Joyce Whang - Scalable Data-driven PageRank and Non-exhaustive, Overlapping Co-clustering
Wednesday, August 23, 2017 2:00 PM - 3:00 PM EDT
For the first part of my talk, I will talk about a scalable data-driven PageRank. Large-scale network and graph analysis has received considerable attention recently. Graph mining techniques often involve an iterative algorithm, which can be implemented in a variety of ways. Using PageRank as a model problem, we look at three algorithm design axes: work activation, data access pattern, and scheduling. We investigate the impact of different algorithm design choices. Using these design axes, we design and test a variety of PageRank implementations finding that data-driven, push-based algorithms are able to achieve more than 28x the performance of standard PageRank implementations (e.g., those in GraphLab). The design choices affect both single-threaded performance as well as parallel scalability. The implementation lessons not only guide efficient implementations of many graph mining algorithms, but also provide a framework for designing new scalable algorithms.

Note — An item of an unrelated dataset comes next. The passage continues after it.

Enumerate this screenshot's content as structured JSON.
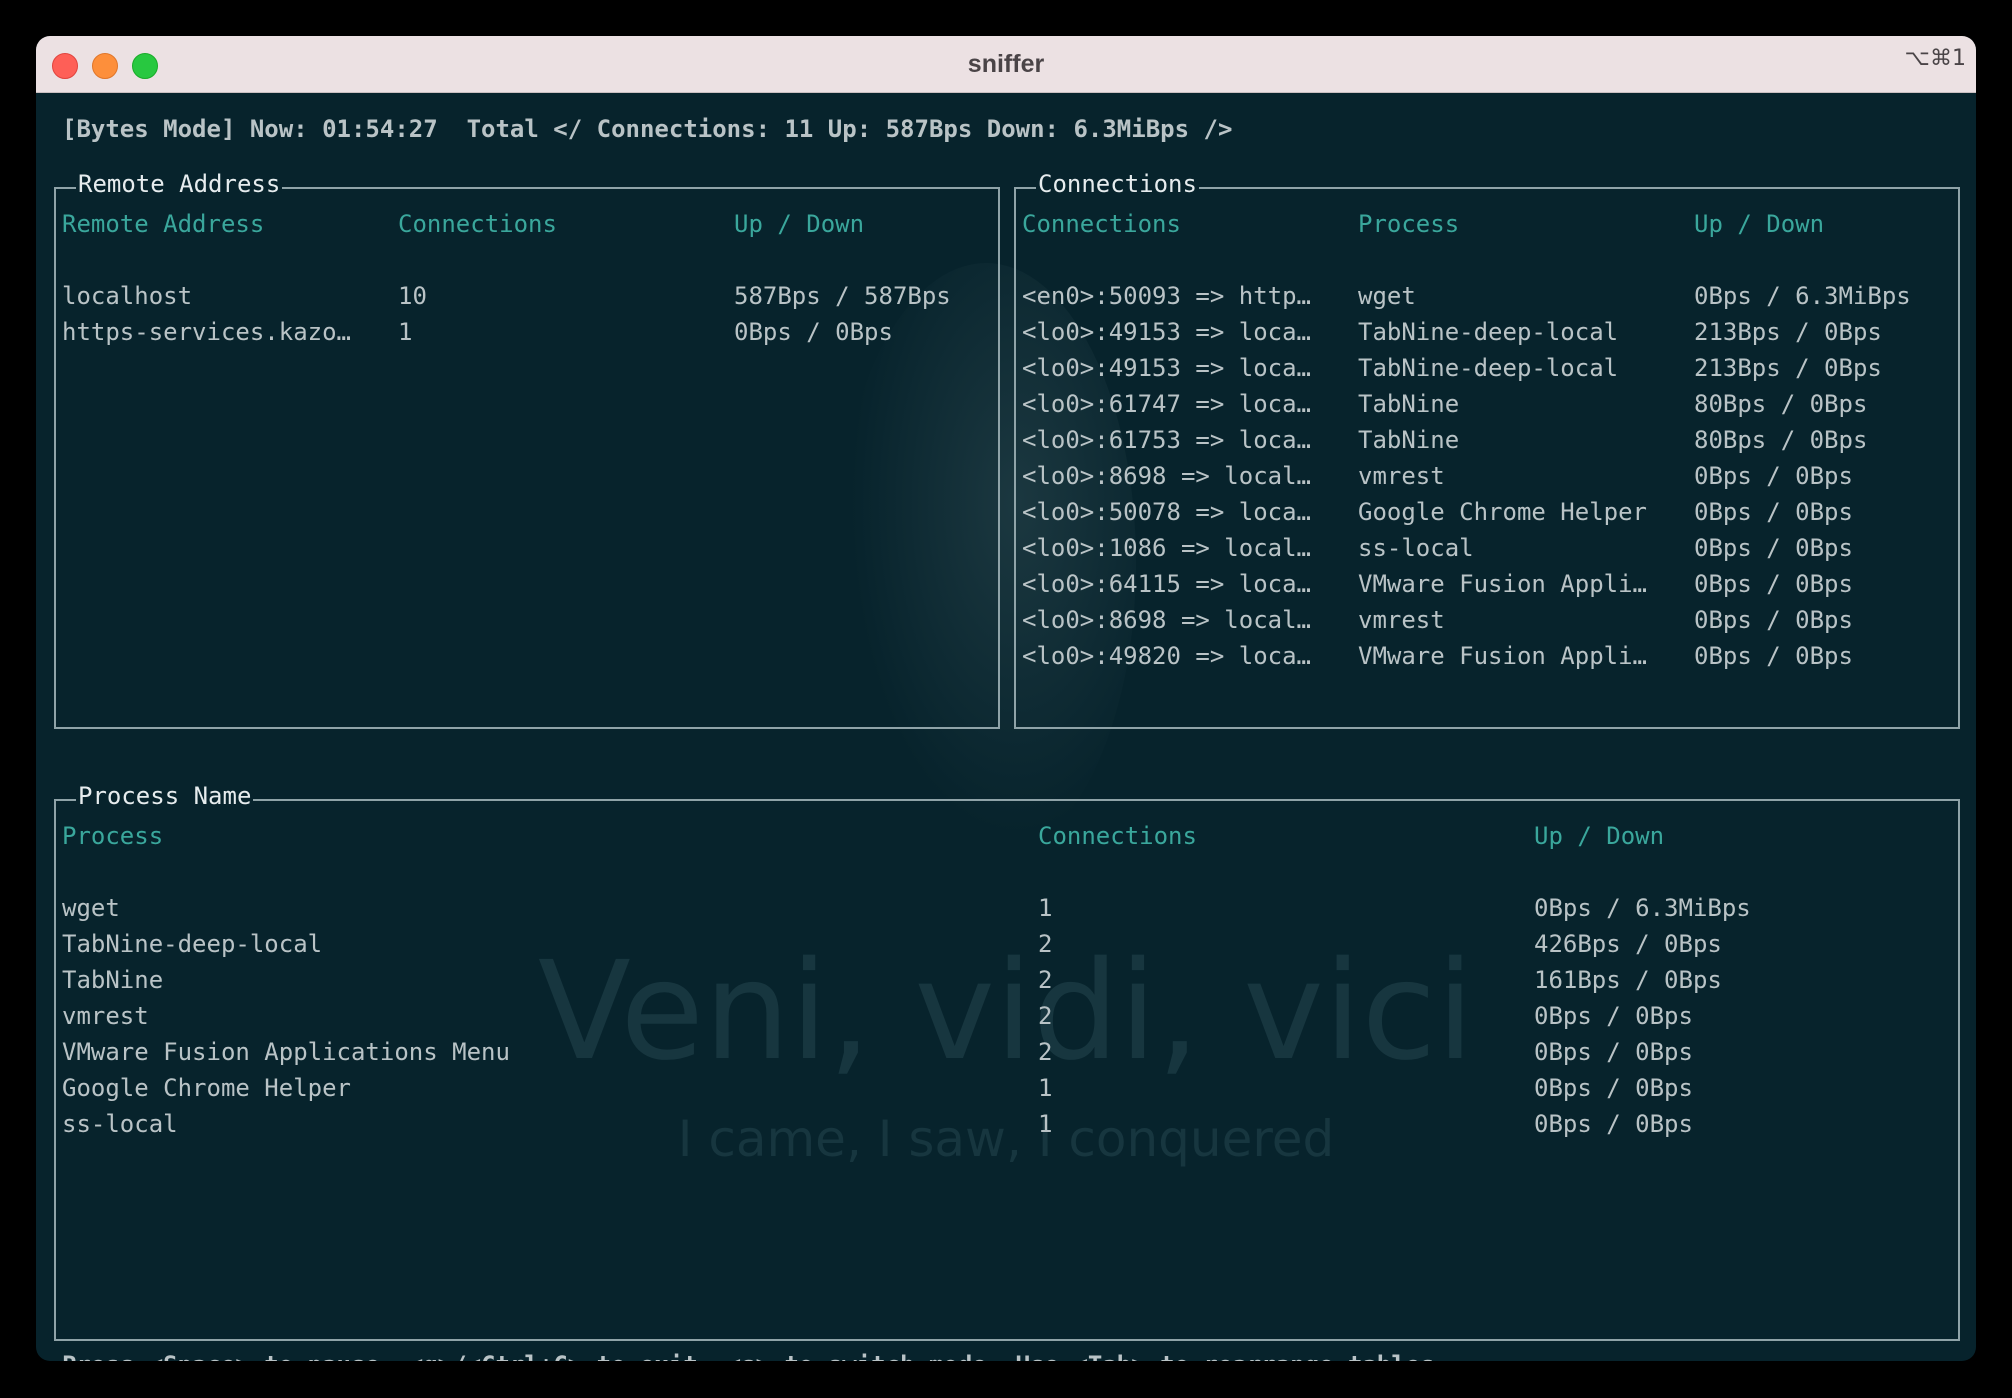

For the second part of the talk, I will talk about non-exhaustive, overlapping co-clustering. The goal of co-clustering is to simultaneously identify a clustering of the rows as well as the columns of a two dimensional data matrix. Most existing co-clustering algorithms are designed to find pairwise disjoint and exhaustive co-clusters. However, many real-world datasets might contain not only a large overlap between co-clusters but also outliers which should not belong to any co-cluster. We formulate the problem of Non-Exhaustive, Overlapping Co-Clustering where both of the row and column clusters are allowed to overlap with each other and the outliers for each dimension of the data matrix are not assigned to any cluster. To solve this problem, we propose an intuitive objective function, and develop an efficient iterative algorithm which we call the NEO-CC algorithm. We theoretically show that the NEO-CC algorithm monotonically decreases the proposed objective function. Experimental results show that the NEO-CC algorithm is able to effectively capture the underlying co-clustering structure of real-world data, and thus outperforms state-of-the-art clustering and co-clustering methods.